Tragedia wydarzyła się w 2022 roku, gdy Piotr N. po raz kolejny poprosił Sebastiana o pożyczenie pieniędzy. Często brał je wcześniej od niego. Przeznaczał je na imprezowanie. Sebastian M. tym razem nie chciał przekazać koledze kolejnej kwoty, gdyż już poprzedniej Piotr N. mu nie oddał.
Piotr wpadł w szał. Wybiegł z domu kolegi, który był jego sąsiadem i pobiegł do siebie. W głowie na gorąco ułożył już sobie plan zemsty.
Wziął z domu maczetę i wrócił do Sebastiana. Zaatakował go od tyłu, zadając ciosy w głowę. Niestety, Sebastian nie przeżył ataku. Po dokonaniu zbrodni Piotr zabrał przyjacielowi portfel i zniknął. Szybko jednak został złapany przez policję – podaje "Super Express".
– Napadnięty bronił się tak długo, aż stracił przytomność. Stąd także rany na rękach – mówił dziennikarzom tuż po zbrodni Łukasz Wawrzyniak z Prokuratury Okręgowej w Poznaniu.
Jak twierdził Piotr N. przed sądem, Sebastian był jego najlepszym kolegą. – Sebastian był moim najlepszym kumplem, byliśmy bardzo zżyci ze sobą. To była kłótnia na wysokim szczeblu naszej znajomości.

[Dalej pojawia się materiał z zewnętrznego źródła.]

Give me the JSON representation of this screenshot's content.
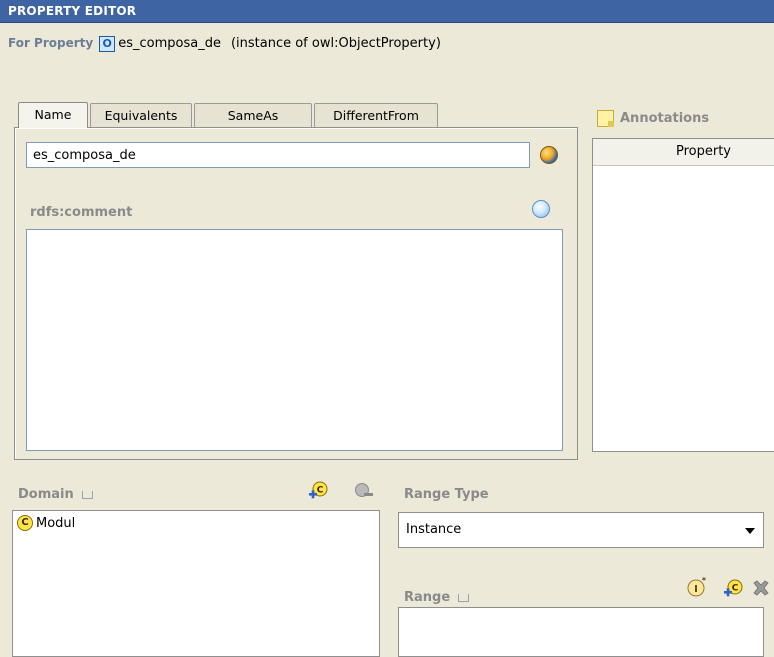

Nie planowałem niczyjej śmierci, poszedłem tam bez żadnej broni, chciałem po prostu z nim porozmawiać, jak każdego dnia usiąść i się napić wódki, bo tak robiliśmy od wielu lat. Byliśmy obaj alkoholikami. Wszystko wyniknęło z powodu kłótni i awantury – powiedział.
W środę 13 grudnia sąd wydał wyrok. Skazał Piotra N. na karę 25 lat więzienia. Zasądził także na rzecz ojca Sebastiana M. zadośćuczynienie w kwocie 40 tysięcy. Sąd orzekł również o pozbawieniu praw publicznych oskarżonego na okres 10 lat. Wyrok nie jest prawomocny.